Tradução: George El Khouri Andolfato
[Der Spiegel, 04/12/2008]

'A mulher mais perigosa do mundo'

Aafia Siddiqui já foi considerada uma cientista brilhante. Então o governo americano a declarou a nova face da Al Qaeda -uma mulher paquistanesa classificada entre os maiores suspeitos de terrorismo pelos EUA

Juliane von Mittelstaedt

Em 17 de julho de 2008, homens que saiam das orações noturnas na Mesquita de Bazazi, em Ghazni, uma capital provincial ao sul de Cabul, pararam quando viram uma mulher do lado de fora do prédio. Eles formaram um círculo em torno da estranha, que estava vestindo uma burca azul. Ela estava encolhida no chão, com duas pequenas bolsas ao seu lado, segurando a mão de um menino de cerca de 12 anos. Um dos homens, temendo que esta mulher peculiar estivesse carregando uma bomba sob sua burca, chamou a polícia.

Pouco tempo depois, a mais de 11 mil quilômetros de distância, um telefone tocou na sede do Birô Federal de Inteligência (FBI), em Washington.
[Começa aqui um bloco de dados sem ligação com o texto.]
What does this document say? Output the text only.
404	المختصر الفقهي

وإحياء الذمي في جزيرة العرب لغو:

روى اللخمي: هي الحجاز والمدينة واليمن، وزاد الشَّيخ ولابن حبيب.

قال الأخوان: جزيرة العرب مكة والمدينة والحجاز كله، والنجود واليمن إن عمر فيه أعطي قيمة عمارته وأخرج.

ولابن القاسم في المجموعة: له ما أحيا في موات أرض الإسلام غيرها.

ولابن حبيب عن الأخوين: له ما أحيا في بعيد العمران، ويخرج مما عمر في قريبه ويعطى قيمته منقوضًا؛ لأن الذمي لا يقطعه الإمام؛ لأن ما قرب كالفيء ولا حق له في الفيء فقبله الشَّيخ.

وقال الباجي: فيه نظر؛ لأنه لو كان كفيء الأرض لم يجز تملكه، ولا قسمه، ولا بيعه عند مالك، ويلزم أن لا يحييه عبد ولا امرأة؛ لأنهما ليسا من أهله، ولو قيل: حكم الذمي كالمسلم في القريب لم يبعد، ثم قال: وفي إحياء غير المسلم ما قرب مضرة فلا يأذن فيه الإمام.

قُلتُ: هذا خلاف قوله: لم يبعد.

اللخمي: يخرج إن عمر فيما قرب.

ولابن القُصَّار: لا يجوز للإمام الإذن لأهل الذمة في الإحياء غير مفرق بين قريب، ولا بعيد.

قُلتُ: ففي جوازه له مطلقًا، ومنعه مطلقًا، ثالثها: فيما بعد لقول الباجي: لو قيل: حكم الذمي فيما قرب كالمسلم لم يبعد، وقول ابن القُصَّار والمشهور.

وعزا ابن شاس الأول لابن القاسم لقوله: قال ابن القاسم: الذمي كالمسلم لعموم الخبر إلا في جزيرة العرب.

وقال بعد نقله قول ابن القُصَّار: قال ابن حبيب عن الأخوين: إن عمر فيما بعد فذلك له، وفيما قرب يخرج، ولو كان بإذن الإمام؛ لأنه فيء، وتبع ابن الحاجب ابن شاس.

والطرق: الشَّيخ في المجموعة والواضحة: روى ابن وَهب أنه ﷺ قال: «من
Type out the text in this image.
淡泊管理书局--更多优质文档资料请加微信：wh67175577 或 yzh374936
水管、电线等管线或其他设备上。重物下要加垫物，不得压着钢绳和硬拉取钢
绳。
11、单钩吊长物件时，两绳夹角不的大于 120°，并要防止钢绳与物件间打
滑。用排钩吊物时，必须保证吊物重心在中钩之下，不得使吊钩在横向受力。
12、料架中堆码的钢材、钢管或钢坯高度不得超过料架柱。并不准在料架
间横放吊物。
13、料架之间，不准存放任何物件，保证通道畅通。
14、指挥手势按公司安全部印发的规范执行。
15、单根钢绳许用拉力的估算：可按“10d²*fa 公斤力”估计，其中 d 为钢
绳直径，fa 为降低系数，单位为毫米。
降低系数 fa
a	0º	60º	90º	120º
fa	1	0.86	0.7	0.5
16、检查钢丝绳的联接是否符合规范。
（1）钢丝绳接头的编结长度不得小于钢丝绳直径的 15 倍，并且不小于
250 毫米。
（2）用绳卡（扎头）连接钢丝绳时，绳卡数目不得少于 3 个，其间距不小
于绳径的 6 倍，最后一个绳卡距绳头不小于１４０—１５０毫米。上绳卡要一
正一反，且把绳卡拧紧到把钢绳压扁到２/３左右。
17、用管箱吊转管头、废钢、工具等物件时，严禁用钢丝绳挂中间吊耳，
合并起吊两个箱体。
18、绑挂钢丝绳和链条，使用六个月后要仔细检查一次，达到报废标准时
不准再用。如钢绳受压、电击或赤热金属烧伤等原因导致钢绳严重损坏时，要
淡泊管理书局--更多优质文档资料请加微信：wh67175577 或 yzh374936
Alguém riscou o nome de Aafia Siddiqui em uma lista de suspeitos e escreveu a palavra "presa".

Após duas semanas, Aafia Siddiqui foi enviada da Base Bagram da Força Aérea dos Estados Unidos, no Afeganistão, para Nova York. Ela agora estava vestindo um agasalho de moletom, tinha dois ferimentos de bala no abdome e pesava cerca de 40 quilos. Siddiqui tem 1,63 metro de altura.

Em 11 de agosto, Siddiqui apareceu diante de um tribunal federal americano em Manhattan. Ela estava sentada em uma cadeira de rodas, com um lenço sobre sua cabeça. Em outubro, ela foi levada para o Centro Psiquiátrico Carswell em Forth Worth, Texas, para avaliação psicológica.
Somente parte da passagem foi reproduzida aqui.